I am too tired to cry right now, but I am sure that I will later, after I see her there. I can feel every emotion rise up in me, as we face this next part of the journey. I guess fear (for her) is my main one. Next would be fear for my own health, as I am not well, and I have bonded with her so much, that I feel like I am one with her. (I am very sensitive and compassionate, and it is easy to break my heart.) And next would be fear for my marriage, as I can tell that I am growing bitter from all that has happened since Sam died, and very, very weary. It takes a real toll on a marriage. There is no time for each other…ever. And there is the venting, and constant anxiety that overtakes me.

So I will write more about what it is like there, when I get home tonight. For now, I have many errands to run, and will probably not stop for the rest of the day. (I just hope that my heart and body are in agreement with that.)

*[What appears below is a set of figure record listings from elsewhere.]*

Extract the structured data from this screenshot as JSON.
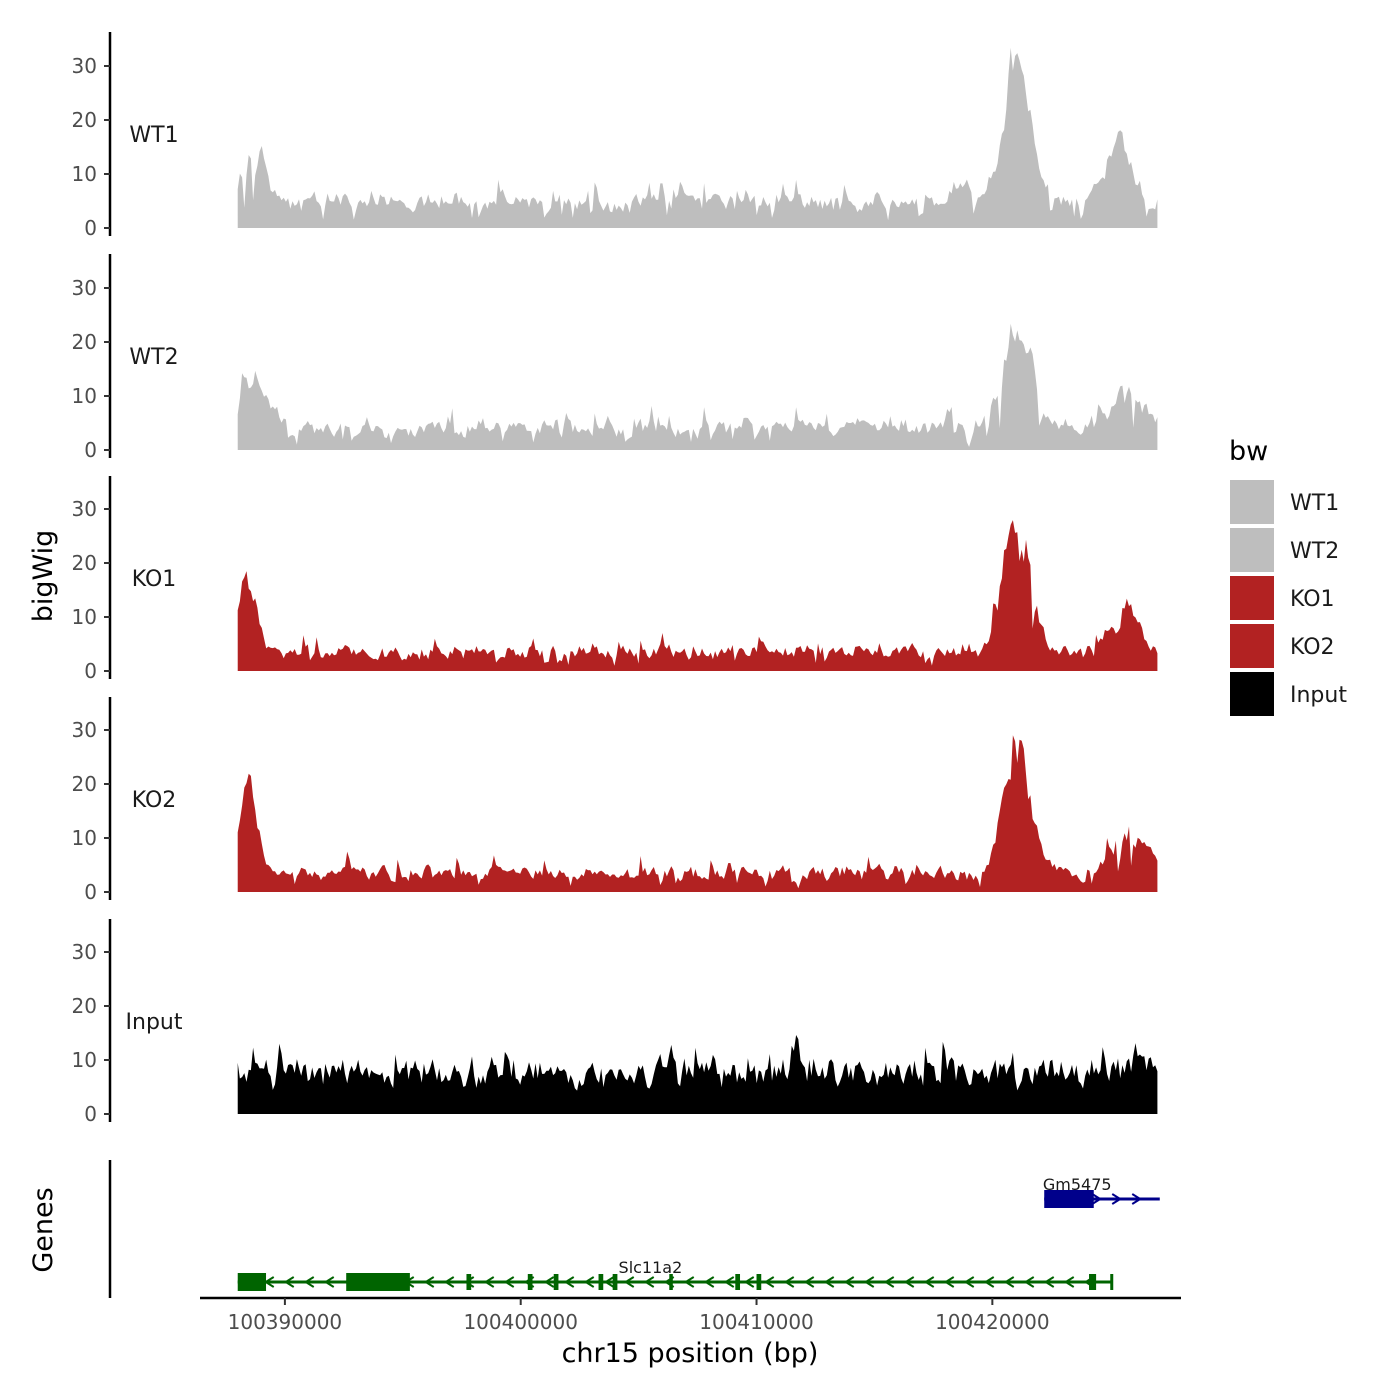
{
  "chart_data": {
    "type": "area",
    "x": {
      "label": "chr15 position (bp)",
      "range": [
        100386400,
        100428000
      ],
      "ticks": [
        100390000,
        100400000,
        100410000,
        100420000
      ],
      "tick_labels": [
        "100390000",
        "100400000",
        "100410000",
        "100420000"
      ],
      "data_range": [
        100388000,
        100427000
      ]
    },
    "y": {
      "label": "bigWig",
      "range": [
        0,
        36
      ],
      "ticks": [
        0,
        10,
        20,
        30
      ],
      "tick_labels": [
        "0",
        "10",
        "20",
        "30"
      ]
    },
    "tracks": [
      {
        "name": "WT1",
        "color": "#bebebe",
        "peaks": [
          {
            "x": 100421000,
            "h": 30,
            "w": 800
          },
          {
            "x": 100418600,
            "h": 5,
            "w": 600
          },
          {
            "x": 100425300,
            "h": 12,
            "w": 900
          },
          {
            "x": 100388500,
            "h": 10,
            "w": 900
          }
        ],
        "base": 3.5,
        "noise": 3.5,
        "seed": 11
      },
      {
        "name": "WT2",
        "color": "#bebebe",
        "peaks": [
          {
            "x": 100421000,
            "h": 24,
            "w": 800
          },
          {
            "x": 100425700,
            "h": 8,
            "w": 900
          },
          {
            "x": 100388600,
            "h": 10,
            "w": 900
          }
        ],
        "base": 3.0,
        "noise": 3.5,
        "seed": 23
      },
      {
        "name": "KO1",
        "color": "#b22222",
        "peaks": [
          {
            "x": 100421000,
            "h": 28,
            "w": 800
          },
          {
            "x": 100388300,
            "h": 15,
            "w": 600
          },
          {
            "x": 100425600,
            "h": 8,
            "w": 900
          }
        ],
        "base": 2.5,
        "noise": 3.0,
        "seed": 37
      },
      {
        "name": "KO2",
        "color": "#b22222",
        "peaks": [
          {
            "x": 100421000,
            "h": 26,
            "w": 800
          },
          {
            "x": 100388300,
            "h": 18,
            "w": 600
          },
          {
            "x": 100425800,
            "h": 9,
            "w": 900
          }
        ],
        "base": 2.5,
        "noise": 3.0,
        "seed": 41
      },
      {
        "name": "Input",
        "color": "#000000",
        "peaks": [],
        "base": 6.0,
        "noise": 5.0,
        "seed": 53
      }
    ],
    "genes": {
      "label": "Genes",
      "items": [
        {
          "name": "Slc11a2",
          "start": 100388000,
          "end": 100425100,
          "strand": "-",
          "color": "#006400",
          "exons": [
            [
              100388000,
              100389200
            ],
            [
              100392600,
              100395300
            ],
            [
              100397700,
              100397900
            ],
            [
              100400300,
              100400500
            ],
            [
              100401400,
              100401600
            ],
            [
              100403300,
              100403500
            ],
            [
              100403900,
              100404100
            ],
            [
              100406300,
              100406450
            ],
            [
              100409100,
              100409300
            ],
            [
              100410000,
              100410200
            ],
            [
              100424100,
              100424400
            ],
            [
              100425000,
              100425100
            ]
          ],
          "label_x": 100405500
        },
        {
          "name": "Gm5475",
          "start": 100422200,
          "end": 100427100,
          "strand": "+",
          "color": "#00008b",
          "exons": [
            [
              100422200,
              100424300
            ]
          ],
          "label_x": 100423600
        }
      ]
    },
    "legend": {
      "title": "bw",
      "entries": [
        {
          "label": "WT1",
          "color": "#bebebe"
        },
        {
          "label": "WT2",
          "color": "#bebebe"
        },
        {
          "label": "KO1",
          "color": "#b22222"
        },
        {
          "label": "KO2",
          "color": "#b22222"
        },
        {
          "label": "Input",
          "color": "#000000"
        }
      ],
      "position": "right"
    }
  }
}
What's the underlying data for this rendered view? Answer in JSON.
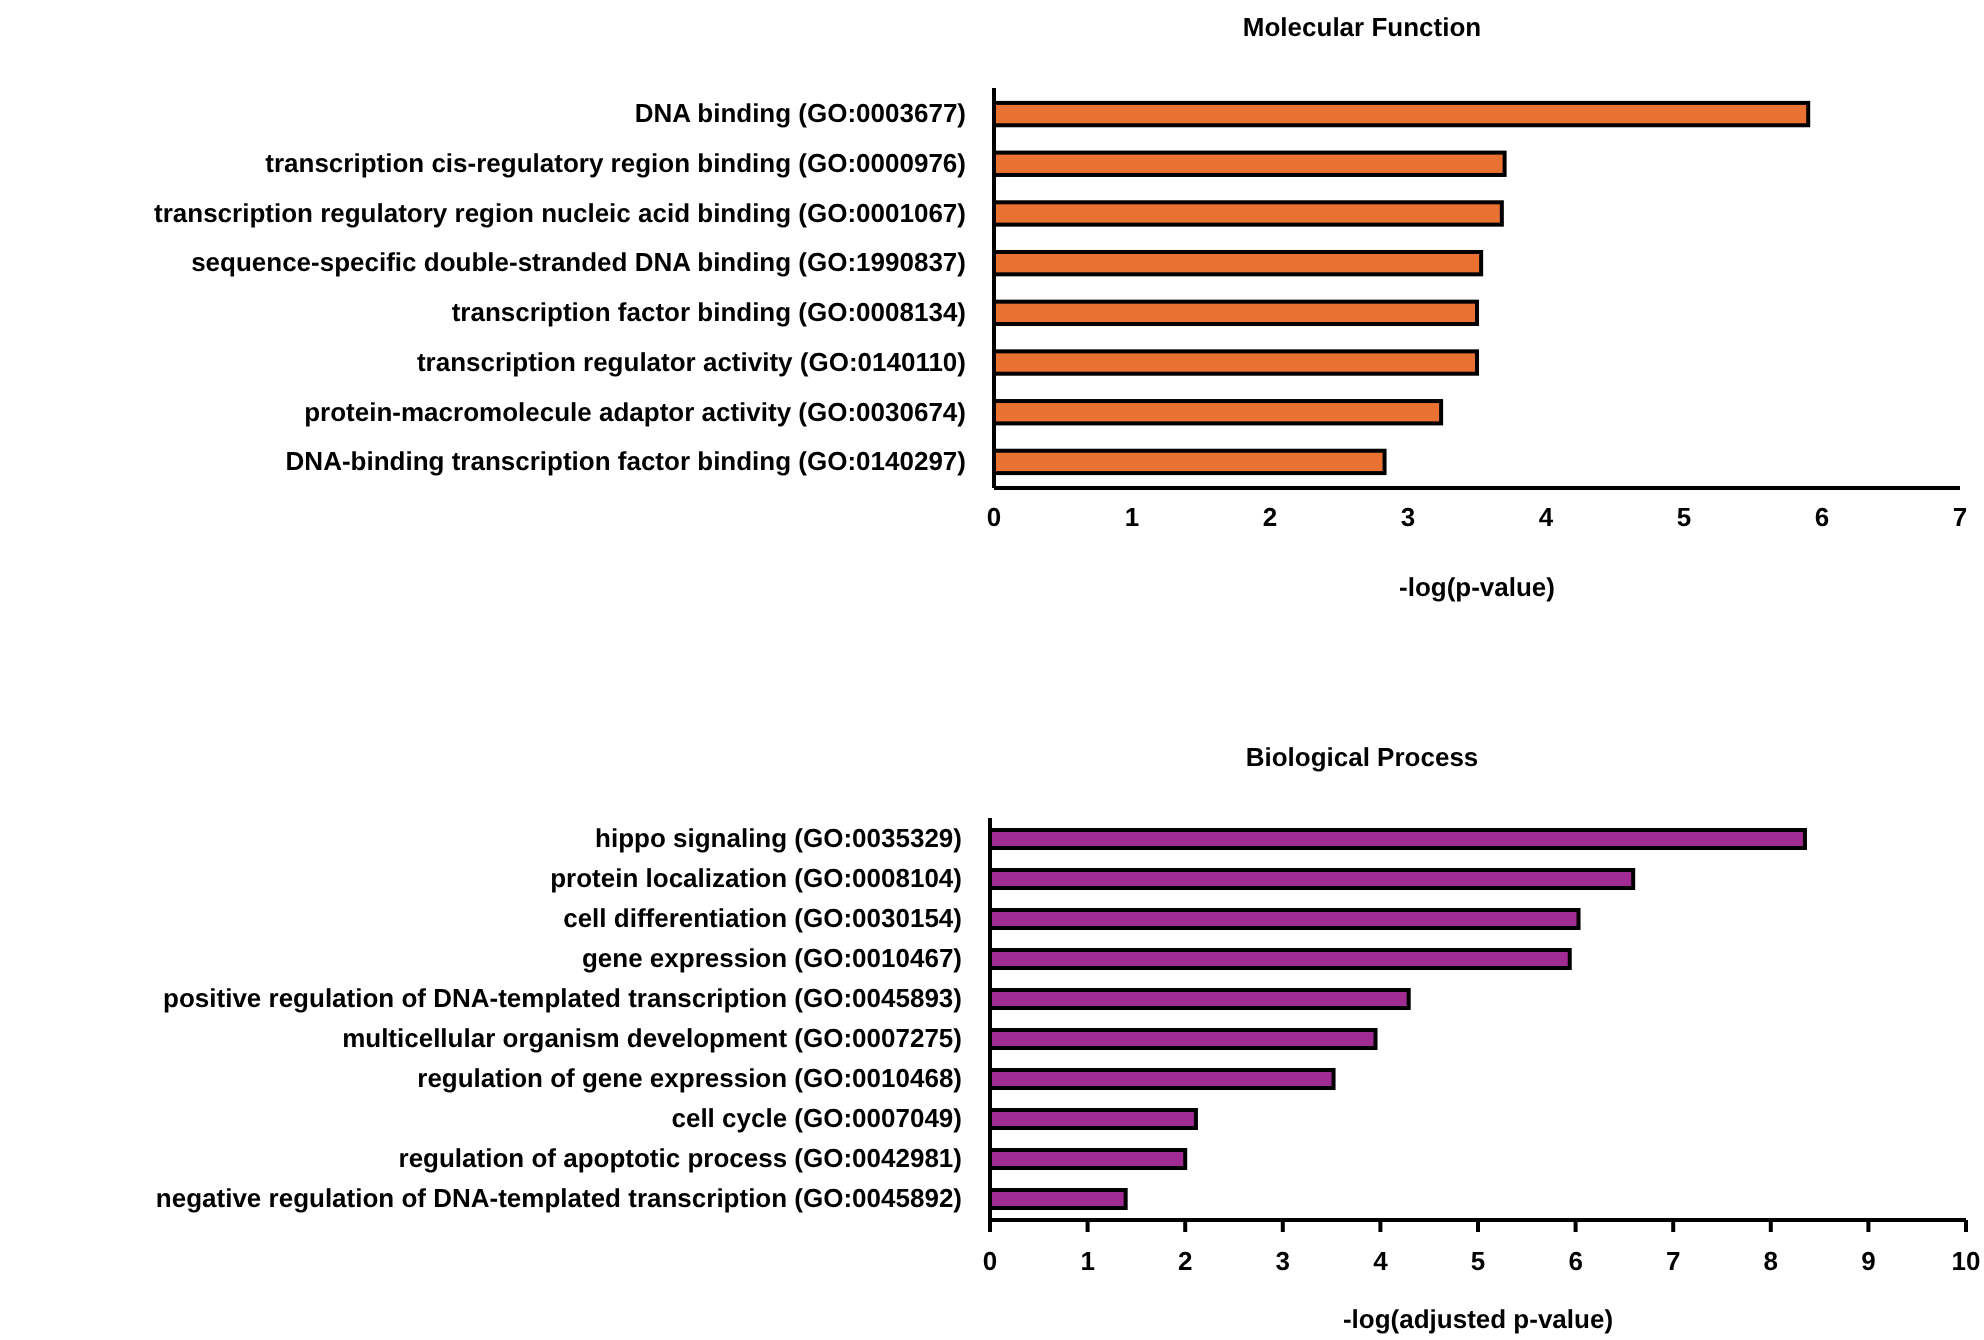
{
  "chart_data": [
    {
      "type": "bar",
      "orientation": "horizontal",
      "title": "Molecular Function",
      "xlabel": "-log(p-value)",
      "categories": [
        "DNA binding (GO:0003677)",
        "transcription cis-regulatory region binding (GO:0000976)",
        "transcription regulatory region nucleic acid binding (GO:0001067)",
        "sequence-specific double-stranded DNA binding (GO:1990837)",
        "transcription factor binding (GO:0008134)",
        "transcription regulator activity (GO:0140110)",
        "protein-macromolecule adaptor activity (GO:0030674)",
        "DNA-binding transcription factor binding (GO:0140297)"
      ],
      "values": [
        5.9,
        3.7,
        3.68,
        3.53,
        3.5,
        3.5,
        3.24,
        2.83
      ],
      "color": "#e97132",
      "xlim": [
        0,
        7
      ],
      "xticks": [
        0,
        1,
        2,
        3,
        4,
        5,
        6,
        7
      ],
      "grid": false
    },
    {
      "type": "bar",
      "orientation": "horizontal",
      "title": "Biological Process",
      "xlabel": "-log(adjusted p-value)",
      "categories": [
        "hippo signaling (GO:0035329)",
        "protein localization (GO:0008104)",
        "cell differentiation (GO:0030154)",
        "gene expression (GO:0010467)",
        "positive regulation of DNA-templated transcription (GO:0045893)",
        "multicellular organism development (GO:0007275)",
        "regulation of gene expression (GO:0010468)",
        "cell cycle (GO:0007049)",
        "regulation of apoptotic process (GO:0042981)",
        "negative regulation of DNA-templated transcription (GO:0045892)"
      ],
      "values": [
        8.35,
        6.59,
        6.03,
        5.94,
        4.29,
        3.95,
        3.52,
        2.11,
        2.0,
        1.39
      ],
      "color": "#a02b93",
      "xlim": [
        0,
        10
      ],
      "xticks": [
        0,
        1,
        2,
        3,
        4,
        5,
        6,
        7,
        8,
        9,
        10
      ],
      "grid": false
    }
  ]
}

Please pray for us every time we cross your mind, as I am depending on the prayers of others (as well as my own) to see us through this nightmare…




One Comment

  1. Sparkle
    This is so overwhelming when you see it in the here and now…my heart goes out to you. Both my husband’s parents suffer with dementia. His mother has been diagnosised with Alheizmer’s and his father with brain atrophy. They are the age of your mother…
    When you are in their home, it is a sureal experience. They seem to be in their own world and you have a choice, either enter in their world or keep your distance…and for my husband and his battle, it is distance because it overcomes him..
    You are such a good daughter and I know that you feel more pain than what your mother feels. I know that this is frightening for her and it will seem so “out there”…
    I wish I had words of wisdom for you right now, but I can only say that I am praying for your strength, your wisdom and for your faith…hold on…this doesn’t last forever.